Mortgage delinquencies (loans that are 60 days or more past due but not in foreclosure) were at about 4.80% as of the end of the fourth quarter – an increase of 28 basis points compared with the third quarter but only three basis points higher compared with the fourth quarter of 2015, according to the Mortgage Bankers Association’s (MBA) National Delinquency Survey.
The report measures delinquencies on one-to-four-unit residential properties.
The percentage of loans on which foreclosure actions were started during the fourth quarter was 0.28%, a decrease of two basis points compared with the third quarter and a decrease of eight basis points compared with one year earlier.
It was the lowest foreclosure start rate since the fourth quarter of 1988.
The percentage of loans that were in some stage of foreclosure, also known as the foreclosure inventory, was about 1.53%, down two basis points from the third quarter and down 24 basis points compared with the fourth quarter of 2015.
It was the lowest foreclosure inventory rate since the second quarter of 2007.
The serious delinquency rate (loans that are 90 days or more past due or in the process of foreclosure) was 3.13%, an increase of 17 basis points compared with the third quarter but a decrease of 31 basis points compared with the fourth quarter of 2015.

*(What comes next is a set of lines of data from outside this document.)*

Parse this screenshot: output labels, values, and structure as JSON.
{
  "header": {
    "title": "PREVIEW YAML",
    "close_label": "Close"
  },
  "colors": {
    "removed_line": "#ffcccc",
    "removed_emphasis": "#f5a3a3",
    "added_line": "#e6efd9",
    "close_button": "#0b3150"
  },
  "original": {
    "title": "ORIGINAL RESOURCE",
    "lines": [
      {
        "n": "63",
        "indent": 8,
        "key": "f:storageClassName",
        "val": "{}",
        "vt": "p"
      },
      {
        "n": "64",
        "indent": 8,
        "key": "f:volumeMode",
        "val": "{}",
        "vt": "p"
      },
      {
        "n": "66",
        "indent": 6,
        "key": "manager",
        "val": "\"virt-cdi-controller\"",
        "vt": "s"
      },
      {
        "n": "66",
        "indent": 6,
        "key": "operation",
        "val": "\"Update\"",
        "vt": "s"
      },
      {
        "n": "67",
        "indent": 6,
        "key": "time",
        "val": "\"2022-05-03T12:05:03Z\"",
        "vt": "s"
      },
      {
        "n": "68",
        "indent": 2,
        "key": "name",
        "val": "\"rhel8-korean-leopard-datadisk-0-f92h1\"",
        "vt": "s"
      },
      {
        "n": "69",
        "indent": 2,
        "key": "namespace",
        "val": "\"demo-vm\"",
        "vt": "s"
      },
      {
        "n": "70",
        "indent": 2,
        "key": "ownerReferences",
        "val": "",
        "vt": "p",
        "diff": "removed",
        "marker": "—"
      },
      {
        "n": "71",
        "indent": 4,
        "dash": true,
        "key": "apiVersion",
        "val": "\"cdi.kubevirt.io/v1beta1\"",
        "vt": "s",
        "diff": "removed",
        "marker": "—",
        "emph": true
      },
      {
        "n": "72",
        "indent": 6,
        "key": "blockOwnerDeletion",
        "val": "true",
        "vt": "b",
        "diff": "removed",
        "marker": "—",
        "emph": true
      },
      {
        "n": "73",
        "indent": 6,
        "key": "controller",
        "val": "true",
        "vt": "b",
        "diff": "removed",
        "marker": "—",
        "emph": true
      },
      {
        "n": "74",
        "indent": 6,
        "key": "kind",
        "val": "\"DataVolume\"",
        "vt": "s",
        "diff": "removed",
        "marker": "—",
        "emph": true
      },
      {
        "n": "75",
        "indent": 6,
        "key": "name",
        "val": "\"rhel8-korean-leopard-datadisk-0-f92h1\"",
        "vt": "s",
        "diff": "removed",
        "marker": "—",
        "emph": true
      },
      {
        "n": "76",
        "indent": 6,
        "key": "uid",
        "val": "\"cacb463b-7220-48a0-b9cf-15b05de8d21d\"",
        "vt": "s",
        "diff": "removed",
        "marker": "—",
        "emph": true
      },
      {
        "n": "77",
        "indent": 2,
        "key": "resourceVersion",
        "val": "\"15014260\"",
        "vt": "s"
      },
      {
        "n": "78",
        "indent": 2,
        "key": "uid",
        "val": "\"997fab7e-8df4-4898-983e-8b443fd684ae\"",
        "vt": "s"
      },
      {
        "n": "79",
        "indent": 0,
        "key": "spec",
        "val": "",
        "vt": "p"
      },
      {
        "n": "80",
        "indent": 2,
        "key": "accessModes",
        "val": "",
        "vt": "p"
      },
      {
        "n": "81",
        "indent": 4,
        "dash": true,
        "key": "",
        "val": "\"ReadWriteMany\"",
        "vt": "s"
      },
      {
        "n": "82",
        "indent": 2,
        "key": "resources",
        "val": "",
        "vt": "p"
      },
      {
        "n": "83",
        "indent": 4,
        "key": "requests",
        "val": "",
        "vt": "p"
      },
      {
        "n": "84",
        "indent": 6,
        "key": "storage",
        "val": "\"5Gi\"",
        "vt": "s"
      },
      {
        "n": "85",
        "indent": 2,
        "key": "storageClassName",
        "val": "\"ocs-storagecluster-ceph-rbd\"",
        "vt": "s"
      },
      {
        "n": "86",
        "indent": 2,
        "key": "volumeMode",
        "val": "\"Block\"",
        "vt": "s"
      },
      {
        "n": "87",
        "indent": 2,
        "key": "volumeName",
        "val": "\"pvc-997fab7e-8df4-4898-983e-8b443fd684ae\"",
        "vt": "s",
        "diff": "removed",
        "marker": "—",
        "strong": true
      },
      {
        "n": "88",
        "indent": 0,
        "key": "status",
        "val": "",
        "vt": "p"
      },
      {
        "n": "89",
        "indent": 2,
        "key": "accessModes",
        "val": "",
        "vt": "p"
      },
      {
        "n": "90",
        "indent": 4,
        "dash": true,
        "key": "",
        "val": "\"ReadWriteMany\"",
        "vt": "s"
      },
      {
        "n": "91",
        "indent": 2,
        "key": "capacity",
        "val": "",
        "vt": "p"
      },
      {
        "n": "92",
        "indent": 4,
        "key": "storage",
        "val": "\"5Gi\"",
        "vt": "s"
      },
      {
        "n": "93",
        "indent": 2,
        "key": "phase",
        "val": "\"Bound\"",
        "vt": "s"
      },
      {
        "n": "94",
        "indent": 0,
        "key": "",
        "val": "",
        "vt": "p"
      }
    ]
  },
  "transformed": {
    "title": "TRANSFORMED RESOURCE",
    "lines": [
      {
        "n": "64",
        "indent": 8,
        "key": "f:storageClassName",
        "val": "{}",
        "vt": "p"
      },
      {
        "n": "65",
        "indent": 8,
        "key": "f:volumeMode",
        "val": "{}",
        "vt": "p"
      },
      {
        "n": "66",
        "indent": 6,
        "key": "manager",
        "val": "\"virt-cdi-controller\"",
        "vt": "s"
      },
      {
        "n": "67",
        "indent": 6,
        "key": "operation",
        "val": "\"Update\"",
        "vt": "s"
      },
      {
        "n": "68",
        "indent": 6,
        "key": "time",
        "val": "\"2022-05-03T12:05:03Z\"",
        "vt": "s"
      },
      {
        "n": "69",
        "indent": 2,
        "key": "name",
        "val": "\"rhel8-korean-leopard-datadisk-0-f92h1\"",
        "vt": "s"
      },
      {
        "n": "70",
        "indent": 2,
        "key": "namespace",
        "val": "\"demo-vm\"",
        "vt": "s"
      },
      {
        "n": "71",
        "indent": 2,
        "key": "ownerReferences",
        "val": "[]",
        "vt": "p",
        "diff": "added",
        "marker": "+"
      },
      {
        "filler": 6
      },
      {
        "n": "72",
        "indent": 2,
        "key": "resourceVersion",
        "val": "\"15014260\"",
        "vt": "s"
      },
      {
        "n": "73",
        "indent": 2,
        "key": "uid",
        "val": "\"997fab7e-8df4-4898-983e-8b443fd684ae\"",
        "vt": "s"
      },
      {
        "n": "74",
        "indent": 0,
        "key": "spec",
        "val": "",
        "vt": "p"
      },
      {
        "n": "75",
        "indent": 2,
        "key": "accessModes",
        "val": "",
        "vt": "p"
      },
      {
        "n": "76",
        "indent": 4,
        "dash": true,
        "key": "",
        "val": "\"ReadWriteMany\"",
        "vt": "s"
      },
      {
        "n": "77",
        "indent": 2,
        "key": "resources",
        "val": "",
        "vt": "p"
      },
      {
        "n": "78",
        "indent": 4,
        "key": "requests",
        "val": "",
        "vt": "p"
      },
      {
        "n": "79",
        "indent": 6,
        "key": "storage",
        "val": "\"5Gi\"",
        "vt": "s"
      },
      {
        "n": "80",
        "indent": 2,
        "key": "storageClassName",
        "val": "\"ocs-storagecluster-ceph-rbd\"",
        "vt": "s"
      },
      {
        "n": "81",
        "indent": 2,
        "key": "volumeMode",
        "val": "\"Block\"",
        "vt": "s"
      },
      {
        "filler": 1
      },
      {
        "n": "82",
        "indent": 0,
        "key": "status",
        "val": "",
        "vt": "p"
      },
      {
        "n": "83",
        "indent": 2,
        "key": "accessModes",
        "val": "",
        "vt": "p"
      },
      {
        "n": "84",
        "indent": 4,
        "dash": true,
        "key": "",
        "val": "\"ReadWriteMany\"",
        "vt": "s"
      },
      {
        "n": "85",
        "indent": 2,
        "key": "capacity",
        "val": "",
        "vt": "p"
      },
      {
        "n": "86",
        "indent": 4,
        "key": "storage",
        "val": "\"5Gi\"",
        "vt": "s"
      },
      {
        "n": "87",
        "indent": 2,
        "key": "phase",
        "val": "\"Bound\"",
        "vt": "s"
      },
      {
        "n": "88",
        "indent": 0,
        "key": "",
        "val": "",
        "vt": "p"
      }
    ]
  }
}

Marina Walsh, vice president of industry analysis for the MBA, says the overall delinquency rate in the fourth quarter increased across all loan types – Federal Housing Administration (FHA), Veterans Affairs (VA) and conventional.
“However, it should be noted that last quarter’s overall delinquency rate was at its lowest level since 2006,” Walsh says. “It is not unexpected that delinquencies could eventually increase off such a low base. We continue to see strong fundamentals in the overall economy, such as rising home values and increased employment, which bodes well for the future performance of FHA, VA and conventional loans.”
The delinquency rate for FHA loans increased 55 basis points – the biggest increase of the government loans – and reached 9.02% in the fourth quarter. That’s up from 8.30% in the third quarter. Most of this increase was for loans originated in 2014, 2015 and 2016.
However, on a year-over-year basis, there was no increase in the overall FHA delinquency rate. In fact, it remains at its lowest level since 1997, Walsh says.
Walsh notes that more than 70% of the loans that were in serious delinquency in the fourth quarter were legacy loans originated in 2007 or earlier.